A suite of spatial data are used by L-Range, matching those used in G-Range but supplied by the user for their area of interest. Parameters are provided for landscape units that the user defines (with examples available). Parameters combine with computer code to describe the means by which plants grow and compete for soil nutrients, water, space, and light. Like Century, herbivore offtake is represented, with forage removed from the landscape and a portion of nutrients returned to the landscape through animal wastes. Fire and fertilization of landscapes may be represented. A graphical user interface allows users to explore model output.
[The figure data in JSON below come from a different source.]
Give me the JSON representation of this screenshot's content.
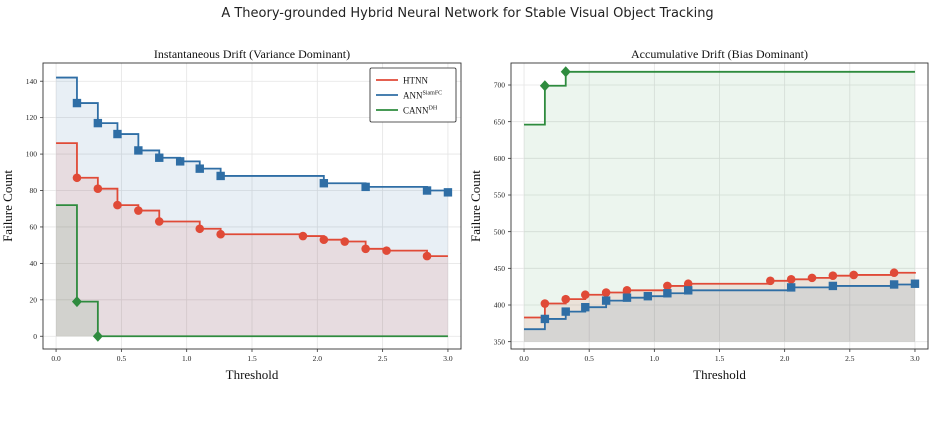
{
  "figure": {
    "title": "A Theory-grounded Hybrid Neural Network for Stable Visual Object Tracking"
  },
  "colors": {
    "htnn": "#e04a37",
    "ann": "#2f6ea5",
    "cann": "#2e8b3e"
  },
  "chart_data": [
    {
      "type": "line",
      "title": "Instantaneous Drift (Variance Dominant)",
      "xlabel": "Threshold",
      "ylabel": "Failure Count",
      "xlim": [
        -0.1,
        3.1
      ],
      "ylim": [
        -7,
        150
      ],
      "xticks": [
        0.0,
        0.5,
        1.0,
        1.5,
        2.0,
        2.5,
        3.0
      ],
      "xtick_labels": [
        "0.0",
        "0.5",
        "1.0",
        "1.5",
        "2.0",
        "2.5",
        "3.0"
      ],
      "yticks": [
        0,
        20,
        40,
        60,
        80,
        100,
        120,
        140
      ],
      "ytick_labels": [
        "0",
        "20",
        "40",
        "60",
        "80",
        "100",
        "120",
        "140"
      ],
      "grid": true,
      "legend": "top-right",
      "step_curves": true,
      "filled": true,
      "series": [
        {
          "name": "HTNN",
          "color": "#e04a37",
          "marker": "circle",
          "x": [
            0.0,
            0.16,
            0.32,
            0.47,
            0.63,
            0.79,
            1.1,
            1.26,
            1.89,
            2.05,
            2.21,
            2.37,
            2.53,
            2.84,
            3.0
          ],
          "y": [
            106,
            87,
            81,
            72,
            69,
            63,
            59,
            56,
            55,
            53,
            52,
            48,
            47,
            44,
            44
          ],
          "markers_x": [
            0.16,
            0.32,
            0.47,
            0.63,
            0.79,
            1.1,
            1.26,
            1.89,
            2.05,
            2.21,
            2.37,
            2.53,
            2.84
          ],
          "markers_y": [
            87,
            81,
            72,
            69,
            63,
            59,
            56,
            55,
            53,
            52,
            48,
            47,
            44
          ]
        },
        {
          "name": "ANN",
          "superscript": "SiamFC",
          "color": "#2f6ea5",
          "marker": "square",
          "x": [
            0.0,
            0.16,
            0.32,
            0.47,
            0.63,
            0.79,
            0.95,
            1.1,
            1.26,
            2.05,
            2.37,
            2.84,
            3.0
          ],
          "y": [
            142,
            128,
            117,
            111,
            102,
            98,
            96,
            92,
            88,
            84,
            82,
            80,
            79
          ],
          "markers_x": [
            0.16,
            0.32,
            0.47,
            0.63,
            0.79,
            0.95,
            1.1,
            1.26,
            2.05,
            2.37,
            2.84,
            3.0
          ],
          "markers_y": [
            128,
            117,
            111,
            102,
            98,
            96,
            92,
            88,
            84,
            82,
            80,
            79
          ]
        },
        {
          "name": "CANN",
          "superscript": "DH",
          "color": "#2e8b3e",
          "marker": "diamond",
          "x": [
            0.0,
            0.16,
            0.32,
            3.0
          ],
          "y": [
            72,
            19,
            0,
            0
          ],
          "markers_x": [
            0.16,
            0.32
          ],
          "markers_y": [
            19,
            0
          ]
        }
      ]
    },
    {
      "type": "line",
      "title": "Accumulative Drift (Bias Dominant)",
      "xlabel": "Threshold",
      "ylabel": "Failure Count",
      "xlim": [
        -0.1,
        3.1
      ],
      "ylim": [
        340,
        730
      ],
      "xticks": [
        0.0,
        0.5,
        1.0,
        1.5,
        2.0,
        2.5,
        3.0
      ],
      "xtick_labels": [
        "0.0",
        "0.5",
        "1.0",
        "1.5",
        "2.0",
        "2.5",
        "3.0"
      ],
      "yticks": [
        350,
        400,
        450,
        500,
        550,
        600,
        650,
        700
      ],
      "ytick_labels": [
        "350",
        "400",
        "450",
        "500",
        "550",
        "600",
        "650",
        "700"
      ],
      "grid": true,
      "legend": "none",
      "step_curves": true,
      "filled": true,
      "series": [
        {
          "name": "HTNN",
          "color": "#e04a37",
          "marker": "circle",
          "x": [
            0.0,
            0.16,
            0.32,
            0.47,
            0.63,
            0.79,
            1.1,
            1.26,
            1.89,
            2.05,
            2.21,
            2.37,
            2.53,
            2.84,
            3.0
          ],
          "y": [
            383,
            402,
            408,
            414,
            417,
            420,
            426,
            429,
            433,
            435,
            437,
            440,
            441,
            444,
            445
          ],
          "markers_x": [
            0.16,
            0.32,
            0.47,
            0.63,
            0.79,
            1.1,
            1.26,
            1.89,
            2.05,
            2.21,
            2.37,
            2.53,
            2.84
          ],
          "markers_y": [
            402,
            408,
            414,
            417,
            420,
            426,
            429,
            433,
            435,
            437,
            440,
            441,
            444
          ]
        },
        {
          "name": "ANN",
          "superscript": "SiamFC",
          "color": "#2f6ea5",
          "marker": "square",
          "x": [
            0.0,
            0.16,
            0.32,
            0.47,
            0.63,
            0.79,
            0.95,
            1.1,
            1.26,
            2.05,
            2.37,
            2.84,
            3.0
          ],
          "y": [
            367,
            381,
            391,
            397,
            406,
            410,
            412,
            416,
            420,
            424,
            426,
            428,
            429
          ],
          "markers_x": [
            0.16,
            0.32,
            0.47,
            0.63,
            0.79,
            0.95,
            1.1,
            1.26,
            2.05,
            2.37,
            2.84,
            3.0
          ],
          "markers_y": [
            381,
            391,
            397,
            406,
            410,
            412,
            416,
            420,
            424,
            426,
            428,
            429
          ]
        },
        {
          "name": "CANN",
          "superscript": "DH",
          "color": "#2e8b3e",
          "marker": "diamond",
          "x": [
            0.0,
            0.16,
            0.32,
            3.0
          ],
          "y": [
            646,
            699,
            718,
            718
          ],
          "markers_x": [
            0.16,
            0.32
          ],
          "markers_y": [
            699,
            718
          ]
        }
      ]
    }
  ]
}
L-Range may be applied to an area and used directly. It is also well-suited to being edited to join with other tools that simulate hydrology, atmospheric moisture transport, or other factors. The most common model connected to L-Range allows individual herbivores to be represented in an agent-based context, so that wildlife may consume forage and families may own livestock for which herders make decisions about animal stocking and disributions. L-Range has been joined with our DECUMA model, M. Zarria's ANDES model, and Dr. R. Warrier's SPIRRAL model. These coupled-systems approaches allow ecosystem services to be simulated in L-Range and passed on to the household model. Herders make decisions about where to graze animals based on the ecosystem services, pass on to the ecosystem model L-Range. The decisions made by people may in turn alter ecosystem services, with patterns such as grazing reserves or overgrazing simulated.